I believe that the journey is the destination.
During the winter of my senior year of high school, I went through an incredibly restless phase. I found myself bored and dissatisfied with my life and its state. I felt as though I was being forced down a path with little or no alternative – you must choose a college, you must choose a major, you must visit these schools, and on and on. I was sick of the monotony of college applications, and the uneasy waiting that followed. I longed insatiably for adventure, for glamour, for the exotic.
One day, searching the web for a homework project, I stumbled upon the blog of a man named Dave. Dave was your typical twenty-something American office worker – except that rather than dreaming of a promotion, he longed to travel the world. So one day, he decided to do just that – he walked into work and resigned. He told his family and friends that he would be going away for a while and bought a one-way ticket to Bangkok , Thailand . The photograph I initially stumbled on was one of hundreds from locations as diverse as Morocco , Amsterdam , Tanzania , New Zealand , Tibet . Dave became my secret idol during those long and dark winter days. Although his journey was something obviously unattainable, the idea of solemn and earnest exploration was not.
The word “journey” has today become somewhat obsolete – it has lost any association with the word “vacation”. A vacation can be planned for you, day by day – a journey cannot. Today's “American Vacation”, the catch-all family trip, is a commodity as nondescript, fabricated, and artificial as a McDonald's Happy Meal. Solicitous TV commercials and travel agents refer to them as “packages”, for that is what they are – pre-wrapped, all-inclusive, napkin-included packages that won't get you messy or stain your clothes. How many times have you heard an ad boast of an exclusive “7 Night Package: Complete with Hotel, Food, and Excursions”? No time to plan your trip? Don't worry – we'll plan it for you! We know what you want, what you enjoy.
There's an old maxim that states, “The tourist sees what he intends to see; the traveler sees what is there.” Why do we trust other people to tell us what is worth seeing and what is not? Even our view of natural landscapes is altered and marred by signs, by tours, by guides – we hear another person's perspective on what is there, and fall into the trap of believing it is the only angle for looking at the world.
Unfortunately, it is not just our vacations we allow to be planned out for us – it is often our entire lives. Instead of a journey, they come down to a series of easily defined destinations, or touch-down points. And rather than celebrating these journeys, we are already looking toward the next, hungry for the next goal, the next destination.

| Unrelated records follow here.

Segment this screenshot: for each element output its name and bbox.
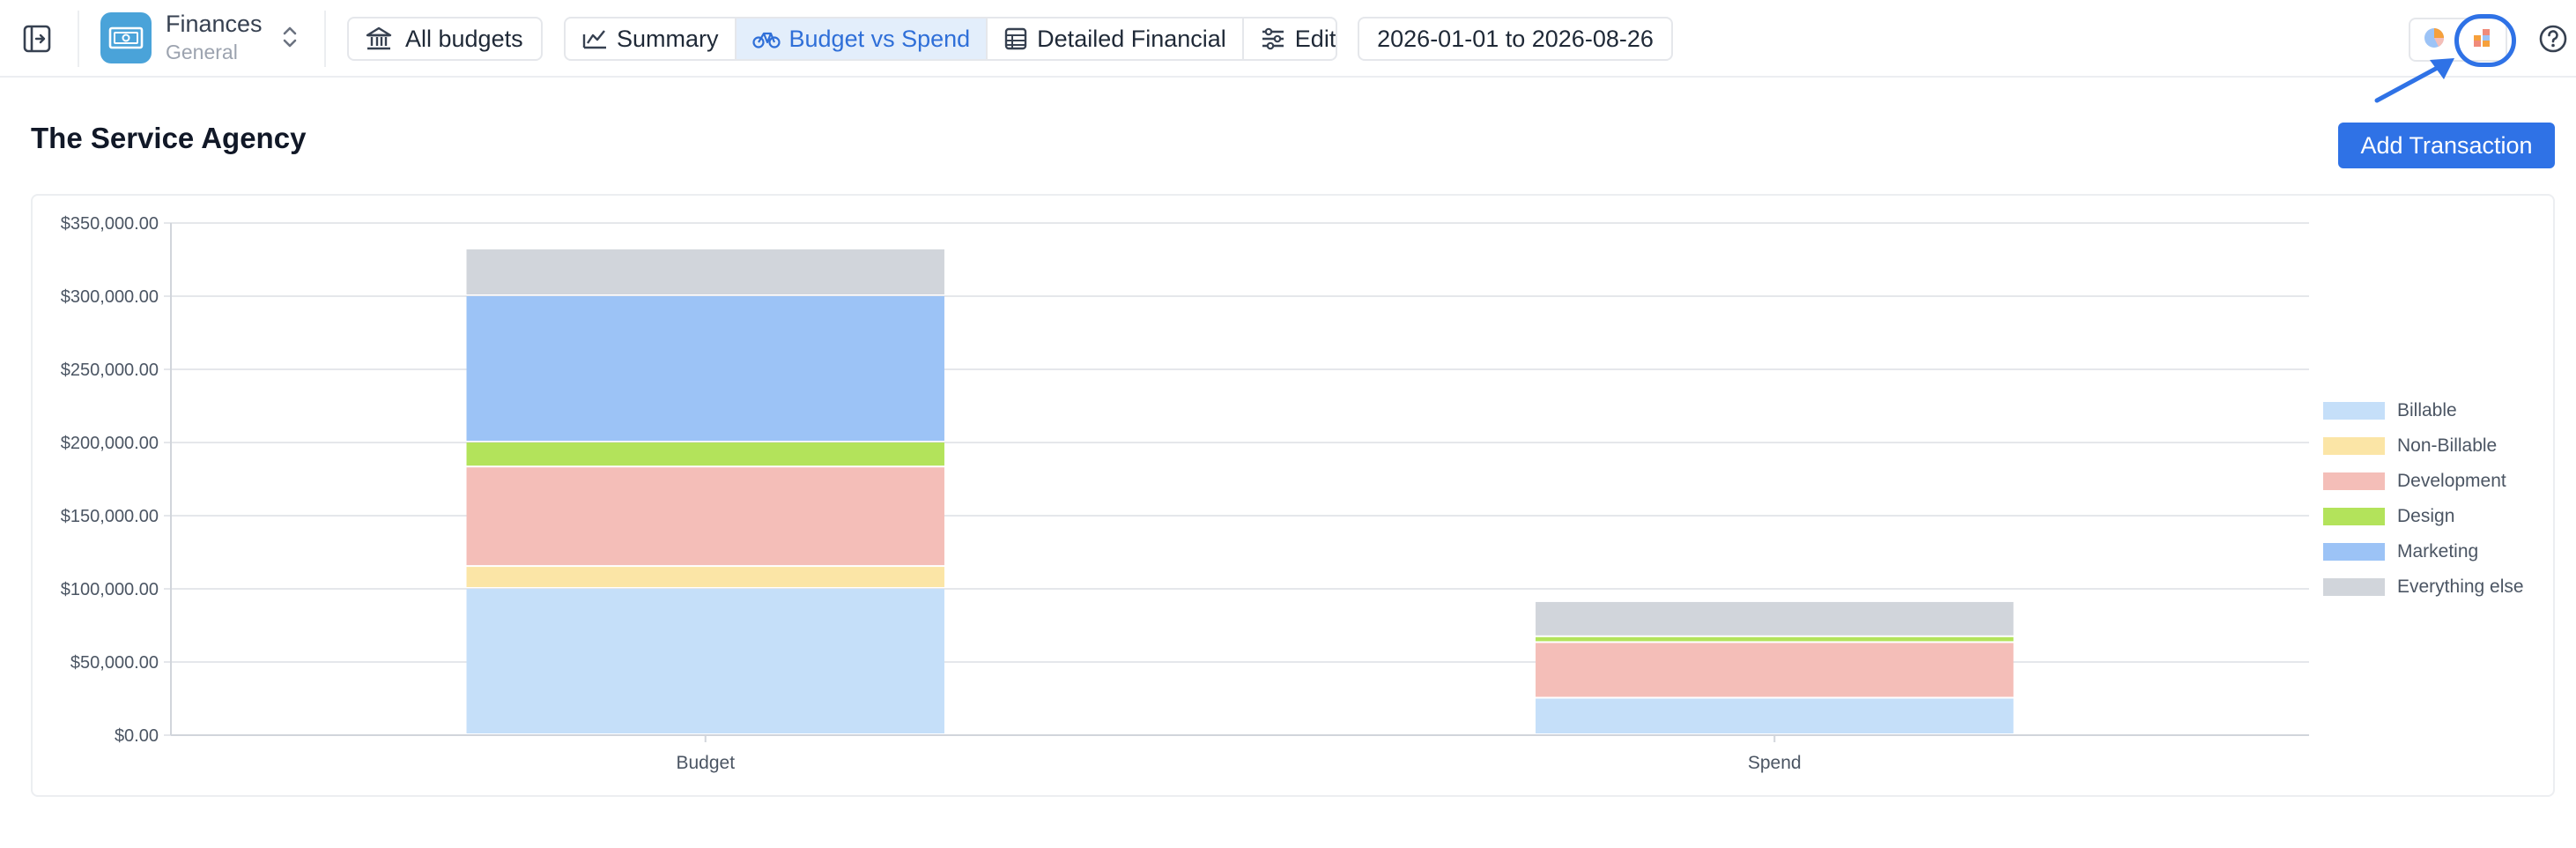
budget-vs-spend-chart: $0.00 $50,000.00 $100,000.00 $150,000.00 $20… bbox=[31, 194, 2555, 797]
pie-chart-view-button[interactable] bbox=[2410, 19, 2458, 60]
legend-item[interactable]: Non-Billable bbox=[2323, 428, 2552, 464]
legend-item[interactable]: Everything else bbox=[2323, 569, 2552, 605]
view-tabs: Summary Budget vs Spend bbox=[564, 17, 1337, 61]
legend-swatch bbox=[2323, 508, 2385, 525]
legend-label: Development bbox=[2397, 471, 2506, 491]
stacked-bar-chart-icon bbox=[2470, 26, 2493, 54]
y-tick-label: $300,000.00 bbox=[61, 287, 159, 307]
legend-label: Non-Billable bbox=[2397, 435, 2498, 456]
app-switcher[interactable]: Finances General bbox=[100, 9, 312, 67]
pie-chart-icon bbox=[2423, 26, 2446, 54]
tab-summary[interactable]: Summary bbox=[566, 19, 737, 59]
all-budgets-label: All budgets bbox=[405, 25, 523, 52]
chart-legend: Billable Non-Billable Development Design Mar… bbox=[2323, 393, 2552, 605]
legend-label: Billable bbox=[2397, 400, 2457, 420]
y-tick-label: $250,000.00 bbox=[61, 361, 159, 380]
bar-segment-non-billable bbox=[466, 567, 944, 587]
tab-detailed-financial-label: Detailed Financial bbox=[1037, 25, 1226, 52]
app-subtitle: General bbox=[166, 41, 238, 63]
legend-item[interactable]: Billable bbox=[2323, 393, 2552, 428]
y-tick-label: $0.00 bbox=[115, 726, 159, 746]
legend-swatch bbox=[2323, 578, 2385, 596]
date-range-picker[interactable]: 2026-01-01 to 2026-08-26 bbox=[1358, 17, 1673, 61]
divider bbox=[78, 11, 79, 67]
bar-segment-everything-else bbox=[466, 249, 944, 294]
legend-label: Design bbox=[2397, 506, 2455, 526]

The point is, you do not have to go to Bangkok to experience an adventure. A walk through the forest, people-watching at an airport, meeting a new person- even our typical, everyday lives can become adventures if we allow them. There are always new things to see and discover, to explore. As Marcel Proust once said, “The real journey of discovery consists not in seeking new landscapes, but in seeking new eyes.” When asked by eager protégés how they can improve their own writing from experience, many acclaimed writers advise their pupils to “believe their own lives are important, extraordinary.” There's something liberating, empowering in this kind of thinking. To see our own life journey as the hero's journey, to see our friends, family, and loves as integral characters in a poignant drama, our strife as noble, heroic suffering...to see our hometown as the sacred place of spawning to which the hero will inevitably return in the end – all this enables us to realize that our lives are in fact extraordinary, and that our journey is completely and magically unique from anyone that ever has or will live. Exotic locations, beautiful resorts, and mountain climbs won't make us journeyers – the potential to change lies within ourselves.